Daniel Barkalow (1720-1795), Dirk's youngest son, had only a daughter by his first wife, Lydia Stilwell, but four children(three sons) by Ann Luyster, his second mate. These namesakes were Derick (1775-1801), Nicholas (1778-1858) and Daniel (1783-1854). Nicholas and Daniel removed to Butler Co.,Ohio by 1811.

By the end of the War of 1812, most of Dirck Barkelo's grandchildren had been settled beyond Monmouth County for almost twenty years. Outside of Freehold,NJ, there is no stronger association or Barkalow connection with a specific geographical region than by those lines which emigrated to the Greater Miami River Valley between Dayton and Hamilton,Ohio about 1805. The four surviving sons of Arthur Barkalow are the primary ancestral forefathers of those lines today.


There were six Conover brothers and four sisters, who were all born in Kings county, Nassau Island, as Long Island was then called, and removed to Monmouth county. They were the children of William Gerritse Cowenhoven, who resided for a number of years in Brooklyn. He was a magistrate there in the years 1661-62- 64, and a deacon of the Dutch church in1663. From there he removed to Flatlands. His name appears as a resident and freeholder of that place, on the assessment rolls of 1675-83-93. He was also an elder of the Dutch church there in 1677. Nov. 1. 1709. he sold his farm at Flatlands to his son William, and is supposed to have spent his declining years among his ten children in Mon- mouth county.

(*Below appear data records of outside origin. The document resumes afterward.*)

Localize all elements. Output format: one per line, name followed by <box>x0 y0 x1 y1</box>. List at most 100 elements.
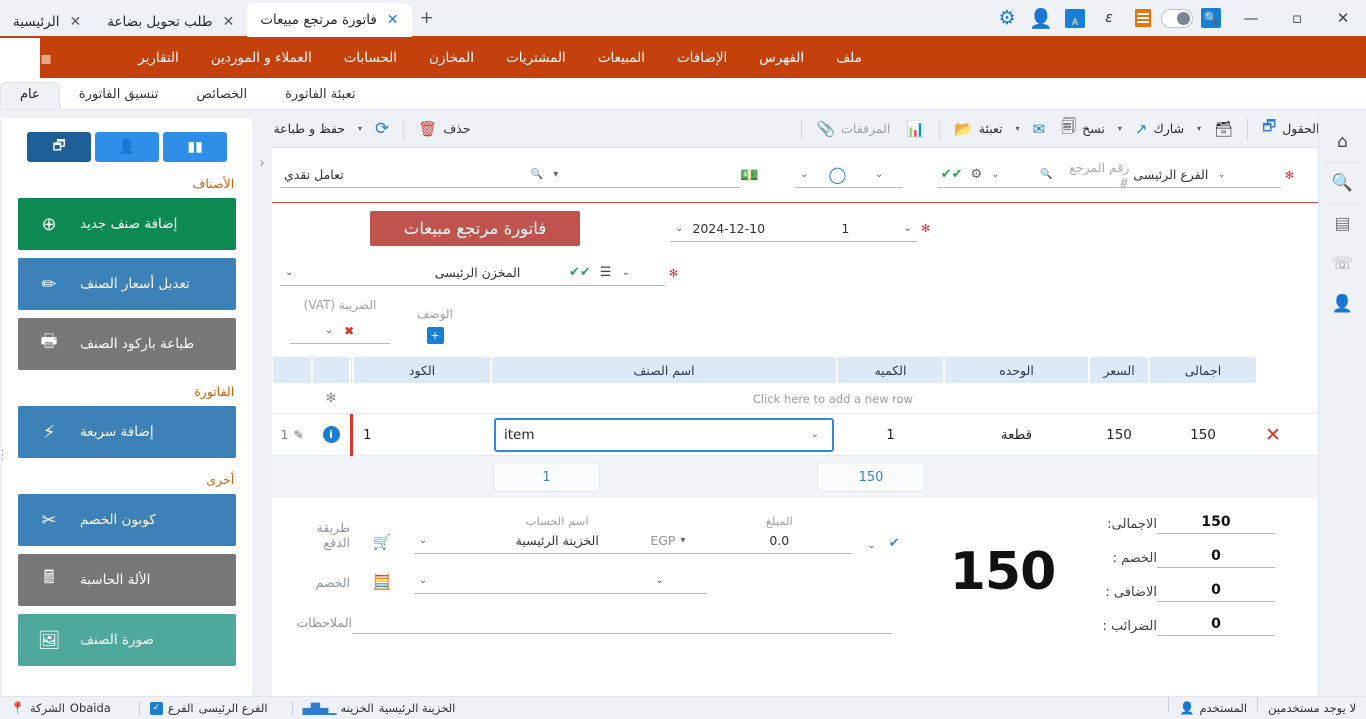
refresh-button[interactable]: ⟳ <box>367 114 397 144</box>
chevron-down-icon[interactable]: ▾ <box>1113 124 1127 133</box>
status-dropdown[interactable]: ⌄ <box>869 162 904 188</box>
close-icon[interactable]: ✕ <box>223 14 235 30</box>
grid-header-qty[interactable]: الكميه <box>837 356 944 384</box>
delete-button[interactable]: 🗑 حذف <box>410 114 478 144</box>
sidebar-button-item-image[interactable]: 🖼 صورة الصنف <box>18 614 237 666</box>
currency-dropdown[interactable]: ⌄ <box>795 162 829 188</box>
reference-number-field[interactable]: 🔍 رقم المرجع # <box>1035 160 1130 190</box>
status-company[interactable]: 📍 الشركة Obaida <box>0 697 139 719</box>
checkbox-checked-icon[interactable]: ✓ <box>149 701 163 715</box>
account-field[interactable]: الخزينة الرئيسية <box>470 528 645 554</box>
card-view-button[interactable]: 🗃 <box>1206 114 1241 144</box>
contact-icon[interactable]: 👤 <box>1319 284 1366 324</box>
home-icon[interactable]: ⌂ <box>1319 122 1366 162</box>
fill-button[interactable]: 📂 تعبئة <box>946 114 1010 144</box>
sidebar-button-edit-prices[interactable]: ✏ تعديل أسعار الصنف <box>18 258 237 310</box>
chart-button[interactable]: 📊 <box>898 114 933 144</box>
status-branch[interactable]: ✓ الفرع الفرع الرئيسى <box>140 697 292 719</box>
chevron-down-icon[interactable]: ⌄ <box>320 325 338 336</box>
chevron-down-icon[interactable]: ▾ <box>548 169 563 180</box>
share-button[interactable]: ↗ شارك <box>1127 114 1192 144</box>
menu-item-reports[interactable]: التقارير <box>122 38 195 78</box>
customer-search-field[interactable]: 🔍 ▾ <box>525 162 632 188</box>
ribbon-tab-general[interactable]: عام <box>0 82 60 109</box>
minimize-icon[interactable]: — <box>1228 0 1274 37</box>
status-circle-field[interactable]: ◯ <box>828 162 870 188</box>
total-value[interactable]: 0 <box>1157 548 1275 568</box>
warehouse-field[interactable]: المخزن الرئيسى <box>390 260 565 286</box>
cell-price[interactable]: 150 <box>1089 414 1149 455</box>
notes-field[interactable] <box>352 608 892 634</box>
grid-header-unit[interactable]: الوحده <box>944 356 1089 384</box>
search-icon[interactable]: 🔍 <box>1195 0 1227 37</box>
chevron-down-icon[interactable]: ⌄ <box>414 575 432 586</box>
warehouse-category-field[interactable]: ⌄ <box>280 260 390 286</box>
chevron-down-icon[interactable]: ⌄ <box>670 223 688 234</box>
sidebar-resize-grip[interactable]: ⋮ <box>2 448 9 463</box>
status-user[interactable]: 👤 المستخدم <box>1169 697 1257 719</box>
sidebar-button-calculator[interactable]: 🖩 الألة الحاسبة <box>18 554 237 606</box>
search-icon[interactable]: 🔍 <box>1319 163 1366 203</box>
add-box-icon[interactable]: + <box>426 327 444 344</box>
cell-total[interactable]: 150 <box>1149 414 1257 455</box>
money-icon-button[interactable]: 💵 <box>740 162 795 188</box>
chevron-down-icon[interactable]: ⌄ <box>650 575 668 586</box>
cell-code[interactable]: 1 <box>353 414 491 455</box>
grid-header-price[interactable]: السعر <box>1089 356 1149 384</box>
warehouse-actions[interactable]: ✔✔ ☰ ⌄ <box>565 260 665 286</box>
gear-icon[interactable]: ⚙ <box>966 167 986 182</box>
cell-item-name[interactable]: item ⌄ <box>491 414 837 455</box>
close-icon[interactable]: ✕ <box>387 12 399 28</box>
clear-x-icon[interactable]: ✖ <box>338 324 360 338</box>
discount-type-dropdown[interactable]: ⌄ <box>413 568 471 594</box>
grid-new-row[interactable]: ✻ Click here to add a new row <box>272 384 1318 414</box>
chevron-down-icon[interactable]: ▾ <box>353 124 367 133</box>
chevron-down-icon[interactable]: ⌄ <box>795 169 813 180</box>
amount-field[interactable]: 0.0 <box>706 528 852 554</box>
report-icon[interactable]: ▤ <box>1319 204 1366 244</box>
chevron-down-icon[interactable]: ⌄ <box>862 540 880 551</box>
menu-item-addons[interactable]: الإضافات <box>661 38 743 78</box>
grid-header-total[interactable]: اجمالى <box>1149 356 1257 384</box>
chevron-down-icon[interactable]: ▾ <box>1011 124 1025 133</box>
currency-field[interactable]: EGP ▾ <box>644 528 707 554</box>
copy-button[interactable]: 🗐 نسخ <box>1053 114 1113 144</box>
deal-type-field[interactable]: تعامل نقدي <box>280 162 526 188</box>
item-name-editor[interactable]: item ⌄ <box>494 417 834 452</box>
chevron-down-icon[interactable]: ⌄ <box>1212 169 1230 180</box>
grid-header-code[interactable]: الكود <box>353 356 491 384</box>
chevron-down-icon[interactable]: ▾ <box>675 535 690 546</box>
cell-qty[interactable]: 1 <box>837 414 944 455</box>
menu-item-warehouses[interactable]: المخازن <box>413 38 490 78</box>
ribbon-tab-invoice-fill[interactable]: تعبئة الفاتورة <box>266 83 374 109</box>
sidebar-button-quick-add[interactable]: ⚡ إضافة سريعة <box>18 406 237 458</box>
translate-icon[interactable]: A <box>1059 0 1091 37</box>
sidebar-tab-window[interactable]: 🗗 <box>27 132 92 162</box>
chevron-down-icon[interactable]: ⌄ <box>899 223 917 234</box>
sidebar-tab-person[interactable]: 👤 <box>95 132 160 162</box>
tab-home[interactable]: ✕ الرئيسية <box>0 6 94 37</box>
epsilon-icon[interactable]: ε <box>1093 0 1125 37</box>
payment-method-dropdown[interactable]: ⌄ <box>413 528 471 554</box>
status-treasury[interactable]: ▁▄▇▄ الخزينه الخزينة الرئيسية <box>293 697 480 719</box>
total-value[interactable]: 150 <box>1157 514 1275 534</box>
chevron-down-icon[interactable]: ⌄ <box>870 169 888 180</box>
vat-field[interactable]: ⌄ ✖ <box>290 318 390 344</box>
toggle-switch[interactable] <box>1161 0 1193 37</box>
chevron-down-icon[interactable]: ⌄ <box>414 535 432 546</box>
info-icon[interactable]: i <box>322 426 340 443</box>
branch-field[interactable]: الفرع الرئيسى ⌄ <box>1129 162 1281 188</box>
extra-field-2[interactable] <box>903 162 936 188</box>
close-icon[interactable]: ✕ <box>70 14 82 30</box>
chevron-down-icon[interactable]: ⌄ <box>280 267 298 278</box>
user-icon[interactable]: 👤 <box>1025 0 1057 37</box>
total-value[interactable]: 0 <box>1157 582 1275 602</box>
chevron-down-icon[interactable]: ⌄ <box>806 429 824 440</box>
calc-money-icon[interactable]: 🧮 <box>373 573 392 591</box>
sidebar-tab-chart[interactable]: ▮▮ <box>163 132 228 162</box>
tab-sales-return-invoice[interactable]: ✕ فاتورة مرتجع مبيعات <box>247 3 412 37</box>
serial-field[interactable]: 1 ⌄ <box>792 216 917 242</box>
ribbon-tab-invoice-format[interactable]: تنسيق الفاتورة <box>60 83 178 109</box>
mail-button[interactable]: ✉ <box>1025 114 1054 144</box>
list-icon[interactable]: ☰ <box>595 265 617 280</box>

DAVIS Nicholas Davis of Rhode Island was one of the twelve men to was granted the Monmouth patent in 1665 and he is also named those who paid for a share of land in 1667. He had 480 acres. Nicholas Davis the patentee was a freemen of Barnstable in Plymouth Colony 1643. About 1656-7 he joined the Quakers and July 14, 1659 he was arrested at Boston where he had gone to trade and kept in prison until September when he was banished with Mary Dyer under pain of death if they returned. Mary Dyer subsequently returned and was hanged on Boston Common. Thomas and James Davis were taxed in Middletown 1701 and William Davis in Shrewsbury 1764.


THOMPSON TOMSON Among those awarded a share of land in Monmouth 1667 was John Tomson. He did not settle in the county. Cornelius Tomson was an early settler in Monmouth county. He is named as a grand juror 1711 is spoken of as residing in Freehold and is otherwise mentioned in Freehold records. His will was dated Aug 14, 1727 and proved Dec 21, 1727 it named w. Mary and four sons and four daus. A tradition says that Cornelius Tomson was one of the earliest settlers in the vicinity of Freehold and as early as 1702 built the stone house now occupied by Mrs Achsah Hendrickson about four miles south west of Freehold on the Mount Holly road. Members of this family adopted the spelling of Thomson and Thompson during the last century and offshoots went to Somerset county NJ and thence to Alleghany county Pa.